Small internal bore of the old brass instruments gave them, well, no pun intended, a brassier sound. The trumpets had a greater portion of a bite with their sound. The horns were somewhat harsh compared to the smooth sounding modern horn. The trombones were built with a slightly harsh edge to their sound compared to modern trombones.

Pros and cons

So which is better, that old baroque instruments of modern ones? I would not think either is better. They are only different. The existing instruments have a sweet sounding quality which will come through even in recordings. They may be perfectly suited to the music of Bach and Handel. These are great on recordings nevertheless they will never have an important devote the modern concert world as their sound is too weak to fill a major concert hall. While it's possible to do justice towards the music of Bach and Handel on modern instruments if your musicians have an intimate knowledge of the style, it would be sheer madness to try out Strauss or Debussy on baroque instruments.

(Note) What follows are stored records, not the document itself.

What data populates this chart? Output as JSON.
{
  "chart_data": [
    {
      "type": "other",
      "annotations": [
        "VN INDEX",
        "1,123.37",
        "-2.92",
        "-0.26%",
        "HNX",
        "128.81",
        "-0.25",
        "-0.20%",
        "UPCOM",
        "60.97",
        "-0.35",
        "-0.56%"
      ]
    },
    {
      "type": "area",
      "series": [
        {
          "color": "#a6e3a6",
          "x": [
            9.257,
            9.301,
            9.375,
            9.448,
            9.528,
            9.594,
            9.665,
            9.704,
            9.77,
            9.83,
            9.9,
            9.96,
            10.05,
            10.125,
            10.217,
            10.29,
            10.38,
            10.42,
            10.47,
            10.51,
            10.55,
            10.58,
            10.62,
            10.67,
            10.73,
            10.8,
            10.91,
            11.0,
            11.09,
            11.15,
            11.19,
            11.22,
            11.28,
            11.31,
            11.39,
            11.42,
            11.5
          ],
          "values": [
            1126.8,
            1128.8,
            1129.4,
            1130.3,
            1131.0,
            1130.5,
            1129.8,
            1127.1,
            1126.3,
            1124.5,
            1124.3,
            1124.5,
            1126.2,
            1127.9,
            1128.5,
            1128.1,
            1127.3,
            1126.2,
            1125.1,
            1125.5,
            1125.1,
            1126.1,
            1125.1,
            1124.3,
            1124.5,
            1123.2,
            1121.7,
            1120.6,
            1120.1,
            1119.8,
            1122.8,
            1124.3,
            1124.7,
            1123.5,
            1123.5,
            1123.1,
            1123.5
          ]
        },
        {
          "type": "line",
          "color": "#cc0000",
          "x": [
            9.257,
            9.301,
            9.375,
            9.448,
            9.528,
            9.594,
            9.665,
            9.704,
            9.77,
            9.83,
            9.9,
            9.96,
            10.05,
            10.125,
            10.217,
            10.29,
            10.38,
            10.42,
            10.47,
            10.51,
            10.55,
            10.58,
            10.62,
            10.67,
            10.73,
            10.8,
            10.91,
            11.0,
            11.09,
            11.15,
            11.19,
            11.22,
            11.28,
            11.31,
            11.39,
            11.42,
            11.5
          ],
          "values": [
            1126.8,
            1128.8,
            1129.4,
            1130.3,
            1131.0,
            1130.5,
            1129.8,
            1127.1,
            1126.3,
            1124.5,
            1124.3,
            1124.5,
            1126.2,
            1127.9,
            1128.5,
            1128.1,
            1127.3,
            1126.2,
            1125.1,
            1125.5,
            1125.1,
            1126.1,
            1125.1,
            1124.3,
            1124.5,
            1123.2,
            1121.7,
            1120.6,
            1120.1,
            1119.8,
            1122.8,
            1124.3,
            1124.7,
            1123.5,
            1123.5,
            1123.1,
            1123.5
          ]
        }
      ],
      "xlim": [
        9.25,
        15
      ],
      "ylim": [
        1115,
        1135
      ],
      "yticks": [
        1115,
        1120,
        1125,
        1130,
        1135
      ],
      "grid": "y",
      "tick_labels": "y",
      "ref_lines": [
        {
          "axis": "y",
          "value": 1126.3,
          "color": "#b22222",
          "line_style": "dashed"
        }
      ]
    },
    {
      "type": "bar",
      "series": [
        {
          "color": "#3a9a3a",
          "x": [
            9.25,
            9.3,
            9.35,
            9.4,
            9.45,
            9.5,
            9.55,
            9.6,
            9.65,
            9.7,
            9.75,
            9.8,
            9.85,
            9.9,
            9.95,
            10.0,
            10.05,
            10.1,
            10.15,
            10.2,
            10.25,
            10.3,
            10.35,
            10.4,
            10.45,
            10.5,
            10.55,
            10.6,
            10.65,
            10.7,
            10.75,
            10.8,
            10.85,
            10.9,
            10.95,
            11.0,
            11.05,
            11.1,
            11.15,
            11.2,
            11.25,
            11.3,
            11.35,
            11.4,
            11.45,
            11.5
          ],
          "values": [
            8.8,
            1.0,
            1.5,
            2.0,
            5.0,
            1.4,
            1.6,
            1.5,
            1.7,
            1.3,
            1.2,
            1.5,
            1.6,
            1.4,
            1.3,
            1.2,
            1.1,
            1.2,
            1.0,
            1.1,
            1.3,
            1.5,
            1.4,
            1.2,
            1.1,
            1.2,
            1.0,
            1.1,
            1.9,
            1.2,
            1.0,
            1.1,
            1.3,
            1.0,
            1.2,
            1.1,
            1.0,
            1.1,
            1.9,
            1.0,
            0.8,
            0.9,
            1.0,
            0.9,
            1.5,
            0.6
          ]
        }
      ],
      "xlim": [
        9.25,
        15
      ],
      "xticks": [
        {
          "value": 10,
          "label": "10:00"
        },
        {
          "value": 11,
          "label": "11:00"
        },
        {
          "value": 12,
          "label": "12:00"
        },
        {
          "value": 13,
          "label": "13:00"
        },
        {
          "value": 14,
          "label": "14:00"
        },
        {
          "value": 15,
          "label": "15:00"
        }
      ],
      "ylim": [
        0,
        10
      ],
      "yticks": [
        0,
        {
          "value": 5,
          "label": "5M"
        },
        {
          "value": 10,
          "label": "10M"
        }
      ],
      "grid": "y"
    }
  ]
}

When it comes to music of Mozart, Haydn, and Beethoven, it is possible to make the argument that it should be played on the same type of instruments they'd in their time, and perhaps certain aspects of their music found through more clearly for the old instruments. But it is also easy to believe that their music pushed the instruments of their time to their limits, as well as beyond. Their music was revolutionary. It had been ahead of its time in lots of ways, especially the music of Beethoven. Why should we have to put up with the limitations that were forced to them when we can hear their music played very effectively with modern instruments?

Ultimately, it does not take skill, understanding and sensitivity of the musicians to the design of music that they are playing which makes the biggest difference, not the type of instruments they are playing.